Now that you have figured out what size building you can construct, where to put the building on your property and the type of foundation that is required to support it, you can begin applying your building needs to the requirements.
When starting any planning stage,for any job you want to research the building materials being used throughout the project, potential concrete contractors and any grading equipment and fill that may be required on the site. This research informs you on many key elements such as…
- Are these material specifications within my buildings design idea?
- Do you have an apparent understanding of the options and accessories needed and offered?
- Do you have the tools and or skill set to construct the building?
- Are there sub-contractors that need to be scheduled?

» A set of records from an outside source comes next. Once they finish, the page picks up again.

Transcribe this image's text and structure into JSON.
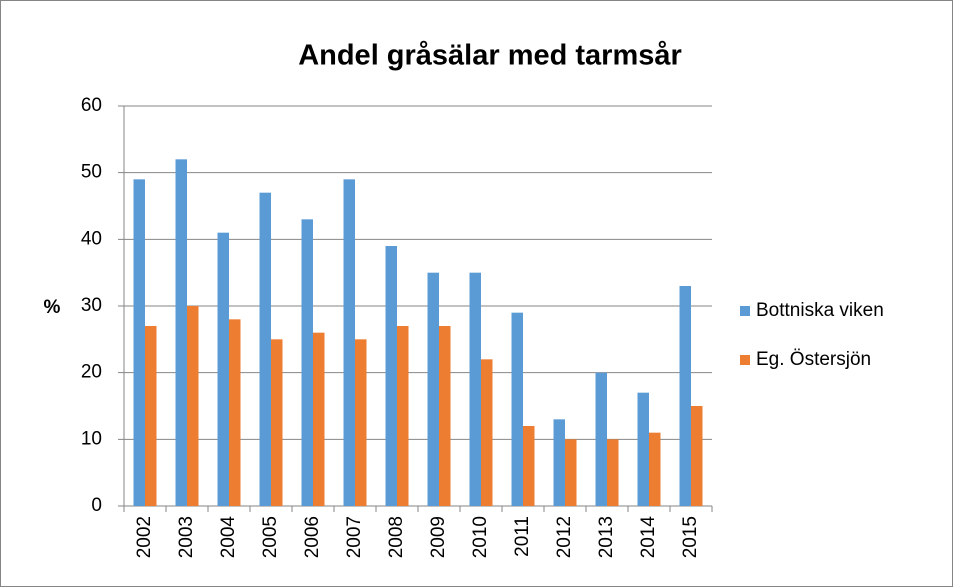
{
  "chart_data": {
    "type": "bar",
    "title": "Andel gråsälar med tarmsår",
    "y_label": "%",
    "categories": [
      "2002",
      "2003",
      "2004",
      "2005",
      "2006",
      "2007",
      "2008",
      "2009",
      "2010",
      "2011",
      "2012",
      "2013",
      "2014",
      "2015"
    ],
    "series": [
      {
        "name": "Bottniska viken",
        "color": "#5b9bd5",
        "values": [
          49,
          52,
          41,
          47,
          43,
          49,
          39,
          35,
          35,
          29,
          13,
          20,
          17,
          33
        ]
      },
      {
        "name": "Eg. Östersjön",
        "color": "#ed7d31",
        "values": [
          27,
          30,
          28,
          25,
          26,
          25,
          27,
          27,
          22,
          12,
          10,
          10,
          11,
          15
        ]
      }
    ],
    "ylim": [
      0,
      60
    ],
    "yticks": [
      0,
      10,
      20,
      30,
      40,
      50,
      60
    ],
    "grid": true,
    "legend": "right"
  }
}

A clear understanding of these precautions will not only move the project along faster and more efficiently, but help to ensure you are not caught with unexpected expenses or hold ups during the construction phase that may put you over your budget.
We have reached the point of getting your proposed design idea down on paper. Having a design professional develop a working set of construction drawings is a key role in this process. The design professional will not only provide a set of professional documents that produce a code compliant working building, but assists in making certain you have not missed any information your local plan reviewer may be requiring when he signs off on your plan set to issue a building permit.
For more on engineered plans, see this article.
This is where the information you have obtained from your local building official is key. If the design professional is missing information or has received inaccurate information to pass onto the engineer, it could delay the process a number of weeks.
The plan reviewer will be looking for such references as
- Proper code compliance (EX: 2012 International Building Code)
- Wind loading (EX: 90mph)
- Live snow loading (EX: 20psf)
- Correct seismic design zone (EX: zone “D”)
- Structural calculations
- A valid seal from a state registered professional engineer
In addition to reviewing the plans and general notes, the plan reviewer will be examining all of the structural calculations for the building and confirming that they coincide with the plan set and details. All of this required information is available at your local planning and development department, as well as, a building official to answer any questions you may have on your project.